Age shall not weary them, nor the years condemn.

At the going down of the sun and in the morning, we will remember them.

At the end of his speech Lesser gave a raised fist salute. In his book Unlikely Warriors, historian Richard Baxell wrote that Lesser "spoke clearly and eloquently ... though an occasional catch in his voice betrayed the emotional intensity of the occasion." Tribunes obituary remarked that the speech showed "He may have moved away from communism to become an admirer of Tony Blair, but this was the old Sam Lesser fire."

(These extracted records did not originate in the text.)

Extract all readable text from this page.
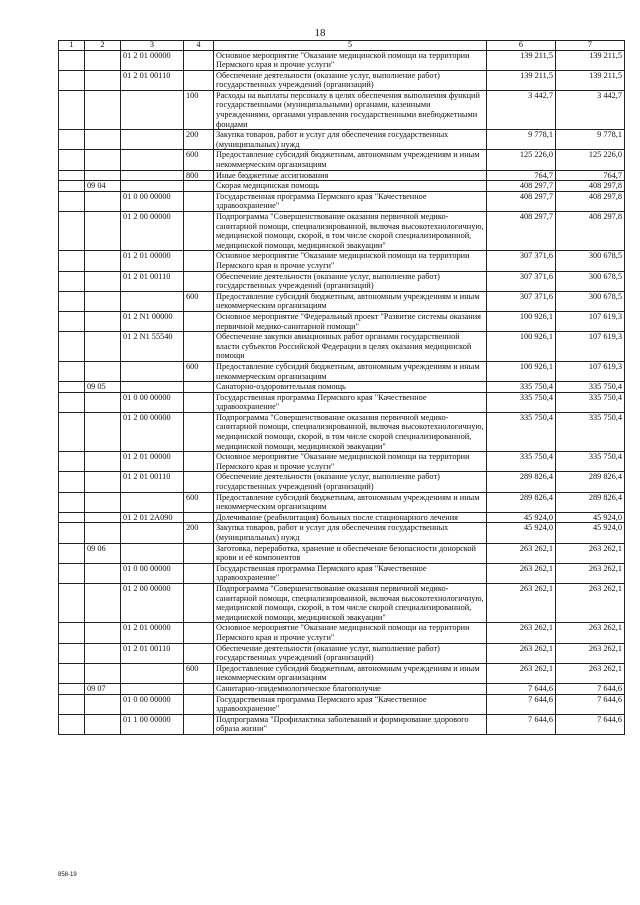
18
1	2	3	4	5	6	7
		01 2 01 00000		Основное мероприятие "Оказание медицинской помощи на территории Пермского края и прочие услуги"	139 211,5	139 211,5
		01 2 01 00110		Обеспечение деятельности (оказание услуг, выполнение работ) государственных учреждений (организаций)	139 211,5	139 211,5
			100	Расходы на выплаты персоналу в целях обеспечения выполнения функций государственными (муниципальными) органами, казенными учреждениями, органами управления государственными внебюджетными фондами	3 442,7	3 442,7
			200	Закупка товаров, работ и услуг для обеспечения государственных (муниципальных) нужд	9 778,1	9 778,1
			600	Предоставление субсидий бюджетным, автономным учреждениям и иным некоммерческим организациям	125 226,0	125 226,0
			800	Иные бюджетные ассигнования	764,7	764,7
	09 04			Скорая медицинская помощь	408 297,7	408 297,8
		01 0 00 00000		Государственная программа Пермского края "Качественное здравоохранение"	408 297,7	408 297,8
		01 2 00 00000		Подпрограмма "Совершенствование оказания первичной медико-санитарной помощи, специализированной, включая высокотехнологичную, медицинской помощи, скорой, в том числе скорой специализированной, медицинской помощи, медицинской эвакуации"	408 297,7	408 297,8
		01 2 01 00000		Основное мероприятие "Оказание медицинской помощи на территории Пермского края и прочие услуги"	307 371,6	300 678,5
		01 2 01 00110		Обеспечение деятельности (оказание услуг, выполнение работ) государственных учреждений (организаций)	307 371,6	300 678,5
			600	Предоставление субсидий бюджетным, автономным учреждениям и иным некоммерческим организациям	307 371,6	300 678,5
		01 2 N1 00000		Основное мероприятие "Федеральный проект "Развитие системы оказания первичной медико-санитарной помощи"	100 926,1	107 619,3
		01 2 N1 55540		Обеспечение закупки авиационных работ органами государственной власти субъектов Российской Федерации в целях оказания медицинской помощи	100 926,1	107 619,3
			600	Предоставление субсидий бюджетным, автономным учреждениям и иным некоммерческим организациям	100 926,1	107 619,3
	09 05			Санаторно-оздоровительная помощь	335 750,4	335 750,4
		01 0 00 00000		Государственная программа Пермского края "Качественное здравоохранение"	335 750,4	335 750,4
		01 2 00 00000		Подпрограмма "Совершенствование оказания первичной медико-санитарной помощи, специализированной, включая высокотехнологичную, медицинской помощи, скорой, в том числе скорой специализированной, медицинской помощи, медицинской эвакуации"	335 750,4	335 750,4
		01 2 01 00000		Основное мероприятие "Оказание медицинской помощи на территории Пермского края и прочие услуги"	335 750,4	335 750,4
		01 2 01 00110		Обеспечение деятельности (оказание услуг, выполнение работ) государственных учреждений (организаций)	289 826,4	289 826,4
			600	Предоставление субсидий бюджетным, автономным учреждениям и иным некоммерческим организациям	289 826,4	289 826,4
		01 2 01 2А090		Долечивание (реабилитация) больных после стационарного лечения	45 924,0	45 924,0
			200	Закупка товаров, работ и услуг для обеспечения государственных (муниципальных) нужд	45 924,0	45 924,0
	09 06			Заготовка, переработка, хранение и обеспечение безопасности донорской крови и её компонентов	263 262,1	263 262,1
		01 0 00 00000		Государственная программа Пермского края "Качественное здравоохранение"	263 262,1	263 262,1
		01 2 00 00000		Подпрограмма "Совершенствование оказания первичной медико-санитарной помощи, специализированной, включая высокотехнологичную, медицинской помощи, скорой, в том числе скорой специализированной, медицинской помощи, медицинской эвакуации"	263 262,1	263 262,1
		01 2 01 00000		Основное мероприятие "Оказание медицинской помощи на территории Пермского края и прочие услуги"	263 262,1	263 262,1
		01 2 01 00110		Обеспечение деятельности (оказание услуг, выполнение работ) государственных учреждений (организаций)	263 262,1	263 262,1
			600	Предоставление субсидий бюджетным, автономным учреждениям и иным некоммерческим организациям	263 262,1	263 262,1
	09 07			Санитарно-эпидемиологическое благополучие	7 644,6	7 644,6
		01 0 00 00000		Государственная программа Пермского края "Качественное здравоохранение"	7 644,6	7 644,6
		01 1 00 00000		Подпрограмма "Профилактика заболеваний и формирование здорового образа жизни"	7 644,6	7 644,6
858-19
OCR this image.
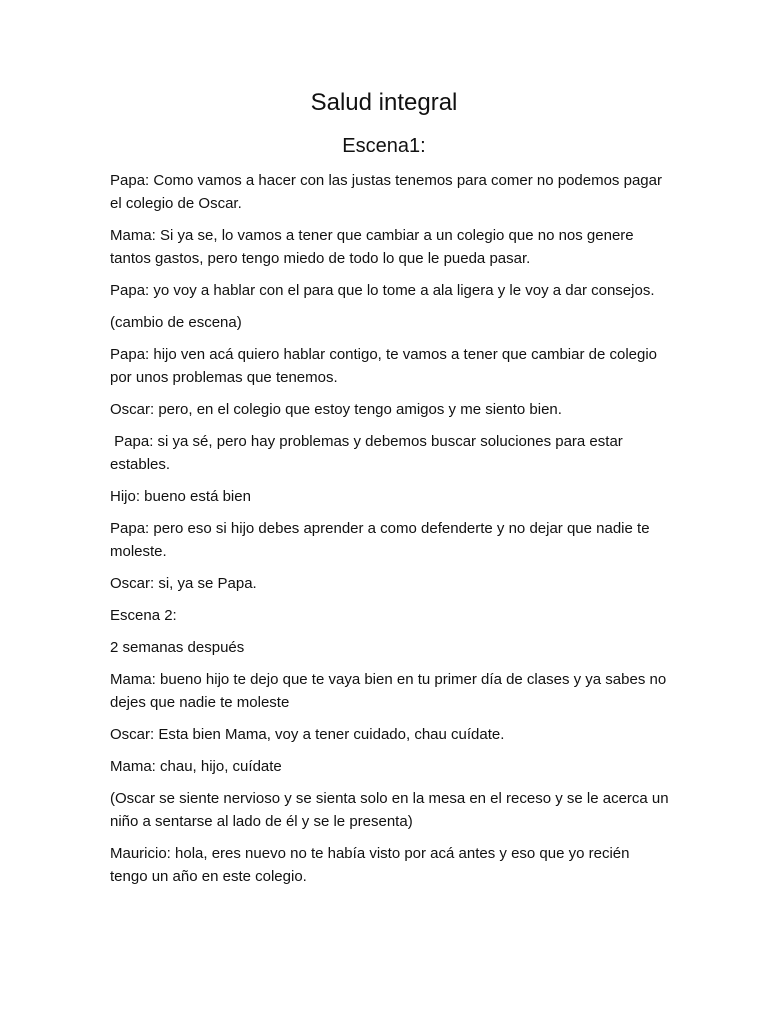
Salud integral
Escena1:

Papa: Como vamos a hacer con las justas tenemos para comer no podemos pagar el colegio de Oscar.

Mama: Si ya se, lo vamos a tener que cambiar a un colegio que no nos genere tantos gastos, pero tengo miedo de todo lo que le pueda pasar.

Papa: yo voy a hablar con el para que lo tome a ala ligera y le voy a dar consejos.

(cambio de escena)

Papa: hijo ven acá quiero hablar contigo, te vamos a tener que cambiar de colegio por unos problemas que tenemos.

Oscar: pero, en el colegio que estoy tengo amigos y me siento bien.

Papa: si ya sé, pero hay problemas y debemos buscar soluciones para estar estables.

Hijo: bueno está bien

Papa: pero eso si hijo debes aprender a como defenderte y no dejar que nadie te moleste.

Oscar: si, ya se Papa.

Escena 2:

2 semanas después

Mama: bueno hijo te dejo que te vaya bien en tu primer día de clases y ya sabes no dejes que nadie te moleste

Oscar: Esta bien Mama, voy a tener cuidado, chau cuídate.

Mama: chau, hijo, cuídate

(Oscar se siente nervioso y se sienta solo en la mesa en el receso y se le acerca un niño a sentarse al lado de él y se le presenta)

Mauricio: hola, eres nuevo no te había visto por acá antes y eso que yo recién tengo un año en este colegio.
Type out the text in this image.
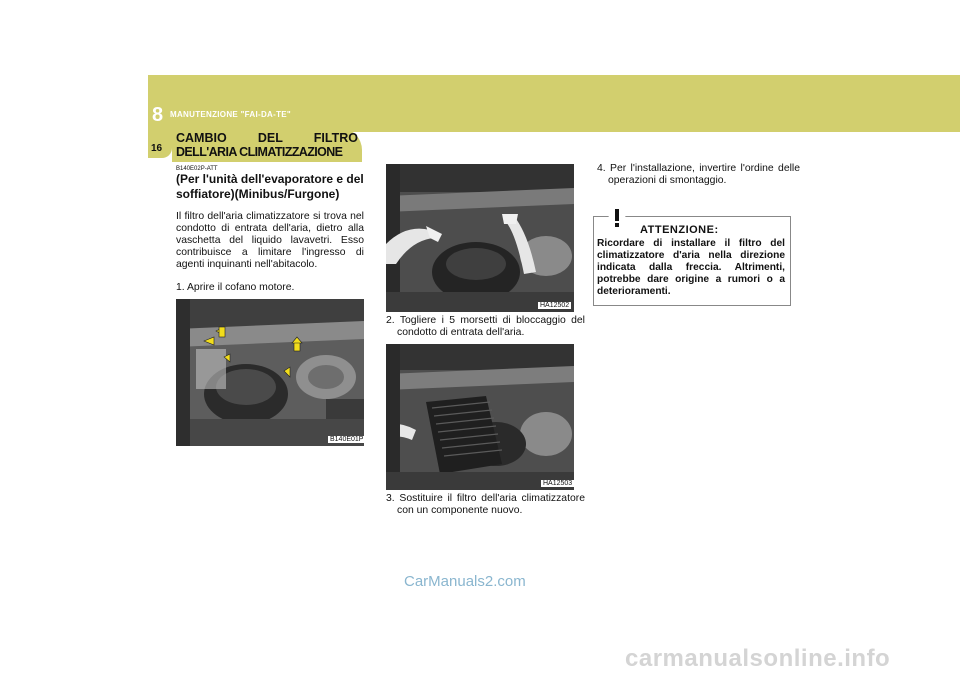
8 MANUTENZIONE "FAI-DA-TE"
16
CAMBIO DEL FILTRO
DELL'ARIA CLIMATIZZAZIONE
B140E02P-ATT
(Per l'unità dell'evaporatore e del soffiatore)(Minibus/Furgone)
Il filtro dell'aria climatizzatore si trova nel condotto di entrata dell'aria, dietro alla vaschetta del liquido lavavetri. Esso contribuisce a limitare l'ingresso di agenti inquinanti nell'abitacolo.
1. Aprire il cofano motore.
B140E01P
HA12502
2. Togliere i 5 morsetti di bloccaggio del condotto di entrata dell'aria.
HA12503
3. Sostituire il filtro dell'aria climatizzatore con un componente nuovo.
4. Per l'installazione, invertire l'ordine delle operazioni di smontaggio.
ATTENZIONE:
Ricordare di installare il filtro del climatizzatore d'aria nella direzione indicata dalla freccia. Altrimenti, potrebbe dare origine a rumori o a deterioramenti.
CarManuals2.com
carmanualsonline.info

In July 2009 he appeared at the International Brigade memorial in Lambeth's Jubilee Gardens, where he paid tribute to Jones, and on 7 May 2010 he appeared at the unveiling of a plaque honouring the 90 members of the International Brigades killed at the Battle of the Ebro, where he gave a speech in Spanish condemning the lack of support shown to Republican volunteers by representatives of the British government. In his final weeks Lesser opened an exhibition about the International Brigades at the Marx Memorial Library and chaired an IBMT committee meeting in London. Lesser died in London on 2 October 2010 at the age of 95, leaving instructions for his ashes to be scattered near the International Brigade memorial at Montjuïc in Barcelona.